I was asked recently by the head of media relations to answer some questions about UCL’s attempts to build its “corporate identity” (nice to be asked, for a change). My answer was that I though they probably did more harm than good. The reason for saying that is that they are, only too often, downright embarrassing. I’ve mentioned the examples of ‘sustainable degrees‘, the concordat fiasco and ‘research days‘. And the new-age junk forced on our research staff by Human Resources is acutely embarrassing. Luckily for UCL, all universities have pursued this corporate path, so there is nowhere to run to,
The general public, having lived through the Blair era, is able to detect vacuous spin when it hears it. And there is no shortage of that in universities now. The aim of science is to discover truth. The aim of PR is to disguise truth, They are utterly incompatible. In the words of the “unrepentant capitalist” Luke Johnson, in the Financial Times,
“I have radically downsized HR in several companies I have run, and business has gone all the better for it.”

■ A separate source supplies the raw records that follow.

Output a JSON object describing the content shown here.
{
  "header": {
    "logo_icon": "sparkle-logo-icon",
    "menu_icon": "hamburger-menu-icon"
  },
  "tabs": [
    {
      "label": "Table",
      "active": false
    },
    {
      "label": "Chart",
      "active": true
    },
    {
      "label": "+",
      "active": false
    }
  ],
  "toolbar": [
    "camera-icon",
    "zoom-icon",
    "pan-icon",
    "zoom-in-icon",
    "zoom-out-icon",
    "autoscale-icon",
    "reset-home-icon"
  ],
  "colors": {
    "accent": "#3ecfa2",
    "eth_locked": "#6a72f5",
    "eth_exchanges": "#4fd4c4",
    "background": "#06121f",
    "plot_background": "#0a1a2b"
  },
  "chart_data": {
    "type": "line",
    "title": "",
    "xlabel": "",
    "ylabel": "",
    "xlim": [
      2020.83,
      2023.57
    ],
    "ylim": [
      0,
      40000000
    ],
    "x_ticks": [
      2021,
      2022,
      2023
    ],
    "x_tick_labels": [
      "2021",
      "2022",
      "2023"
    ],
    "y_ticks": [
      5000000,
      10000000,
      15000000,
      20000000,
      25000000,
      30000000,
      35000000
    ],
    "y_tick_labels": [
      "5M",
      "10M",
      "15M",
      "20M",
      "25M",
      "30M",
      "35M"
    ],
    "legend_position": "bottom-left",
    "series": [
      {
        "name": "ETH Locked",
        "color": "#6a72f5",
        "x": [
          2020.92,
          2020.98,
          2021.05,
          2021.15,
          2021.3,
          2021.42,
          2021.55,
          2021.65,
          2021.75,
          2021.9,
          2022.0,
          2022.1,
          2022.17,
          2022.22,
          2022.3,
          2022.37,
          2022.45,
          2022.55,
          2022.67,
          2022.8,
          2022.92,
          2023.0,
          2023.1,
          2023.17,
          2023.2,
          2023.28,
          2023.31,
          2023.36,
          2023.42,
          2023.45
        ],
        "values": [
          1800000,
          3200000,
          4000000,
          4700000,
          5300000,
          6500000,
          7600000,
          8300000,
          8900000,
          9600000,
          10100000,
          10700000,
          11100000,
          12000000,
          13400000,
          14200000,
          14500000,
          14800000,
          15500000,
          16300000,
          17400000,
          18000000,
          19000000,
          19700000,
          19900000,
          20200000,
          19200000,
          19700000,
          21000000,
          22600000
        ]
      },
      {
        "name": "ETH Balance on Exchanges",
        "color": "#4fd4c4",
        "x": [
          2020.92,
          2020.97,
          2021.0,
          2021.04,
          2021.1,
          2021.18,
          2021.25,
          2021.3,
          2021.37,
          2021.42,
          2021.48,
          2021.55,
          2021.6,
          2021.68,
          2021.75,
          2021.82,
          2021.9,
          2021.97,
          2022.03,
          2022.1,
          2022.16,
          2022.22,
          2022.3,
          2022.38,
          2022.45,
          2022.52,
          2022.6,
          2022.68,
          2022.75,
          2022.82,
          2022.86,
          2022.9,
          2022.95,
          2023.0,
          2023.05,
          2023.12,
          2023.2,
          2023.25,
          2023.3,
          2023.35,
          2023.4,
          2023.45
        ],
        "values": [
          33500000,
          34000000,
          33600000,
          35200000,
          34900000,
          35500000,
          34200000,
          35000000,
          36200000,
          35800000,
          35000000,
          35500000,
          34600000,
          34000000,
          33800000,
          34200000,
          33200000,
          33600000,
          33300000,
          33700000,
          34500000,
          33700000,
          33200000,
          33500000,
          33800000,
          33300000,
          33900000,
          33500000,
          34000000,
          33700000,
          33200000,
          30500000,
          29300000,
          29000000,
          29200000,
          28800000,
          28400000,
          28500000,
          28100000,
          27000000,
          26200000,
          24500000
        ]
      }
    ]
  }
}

Another way to dismepower academics Steven Schwartz, with his spy network, is quite excessively conspiritorial. There is a much easier way to do it, You have a consultation. You hold open “town meetings”. The opposition then reveal themselves. Having taken the precaution of neutering the academic board, you are under no obligation to take the slightest notice of what anyone else says, and public humiliation of opponents will ensure there aren’t too many of them. I have seen this plan in action. It works rather well, in the short run. In the long run, though, academics lose morale, loyalty and altruism when treated in that way. Vice-chancellors who behave like that are bringing their institution into disrepute.
This was poeted from the train to Edinburgh,where I’ll be giving the Paton lecture, on a related topics.
Follow-up
The modified paper has now been published in Higher Education Quarterly. And, guess what, Steven Schwartz’s name is not mentioned in it.